Karak Castle, a large Crusader castle located in Karak, some 130km south of Amman, imprisoned reigning sultans and members of the sultan’s family, including children, as well as high-ranking officers, Professor Bethany Walker from the University of Bonn told The Jordan Times in a recent e-mail interview.
After the Mamluk conquest of Greater Syria in 1260, the Transjordan region was gradually incorporated into the Mamluk territories as part of two different provinces: the southernmost districts of the Province of Damascus (Mamlakat Dimashq) and the Province of Karak (Mamlakat Karak), Walker said, adding that the border between the two provinces was located roughly at Wadi Mujib.

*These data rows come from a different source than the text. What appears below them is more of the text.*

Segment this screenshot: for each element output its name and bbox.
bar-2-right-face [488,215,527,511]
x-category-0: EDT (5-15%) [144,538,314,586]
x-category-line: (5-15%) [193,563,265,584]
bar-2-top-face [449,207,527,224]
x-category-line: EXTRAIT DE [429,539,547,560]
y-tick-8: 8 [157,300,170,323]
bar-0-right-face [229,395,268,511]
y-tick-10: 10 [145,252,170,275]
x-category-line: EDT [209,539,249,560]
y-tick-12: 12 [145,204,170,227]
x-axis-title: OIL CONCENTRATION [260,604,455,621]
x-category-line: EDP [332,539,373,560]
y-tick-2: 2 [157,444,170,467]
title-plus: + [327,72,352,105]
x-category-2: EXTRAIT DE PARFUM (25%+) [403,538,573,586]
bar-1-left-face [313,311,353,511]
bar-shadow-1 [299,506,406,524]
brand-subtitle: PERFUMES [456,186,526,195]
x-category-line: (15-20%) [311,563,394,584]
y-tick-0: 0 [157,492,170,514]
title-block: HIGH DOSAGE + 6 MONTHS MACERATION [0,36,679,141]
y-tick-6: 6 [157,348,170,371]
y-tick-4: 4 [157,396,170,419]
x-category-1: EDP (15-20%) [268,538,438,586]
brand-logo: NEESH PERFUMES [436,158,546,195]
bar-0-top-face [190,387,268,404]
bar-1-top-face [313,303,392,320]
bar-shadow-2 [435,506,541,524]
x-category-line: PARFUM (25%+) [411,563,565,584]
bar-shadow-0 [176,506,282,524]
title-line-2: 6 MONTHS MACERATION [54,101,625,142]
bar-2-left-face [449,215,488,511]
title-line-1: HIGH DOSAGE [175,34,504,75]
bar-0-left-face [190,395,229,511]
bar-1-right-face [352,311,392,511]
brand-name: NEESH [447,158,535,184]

The newly acquired territories were controlled through a series of small, rural garrisons and refortifications of old castles, Walker explained.
According to the scholar, the administrative status of Karak largely depended on personal attachments of the sultans in Cairo.
“Karak’s political autonomy was frequently withdrawn by the sultan and control over its lands given to the Province of Damascus,” Walker said, adding that this was largely done in retaliation for local participation in the many armed conflicts between the Mamluk sultan and his emirs in the 15th century.
Mamluks had a few different places for officials who fell out of favour.
“Those who had committed ‘lesser crimes’, or were already serving in Egypt, often went to Alexandria. Others went to Jerusalem, which was the favoured destination for retirees from state service. Many serving in Syria were imprisoned in the Ajloun Castle,” the scholar said.
The most politically dangerous went to Karak Castle, which contained three palaces according to Walker.
Exile there, under the best of conditions, resembled something like house arrest, the professor said, adding that imprisoned sultans could even receive visitors.
“For this reason, the exile of a sultan or a sultan’s son often led to regaining the throne in Cairo, as he used the time of imprisonment in the Karak Castle to build ties with armed tribes and plan a political and military comeback,” Walker explained, noting that occasionally, sultans and sultan’s sons voluntarily took up residence at Karak, taking the imperial treasury with them, when political conditions became precarious in Cairo.
Moreover, some sultans, such as Baybars, even sent their sons to Karak Castle to be raised for a few years by local leaders and to learn important skills such as horsemanship and conflict resolution, and to “toughen them up”, Walker said.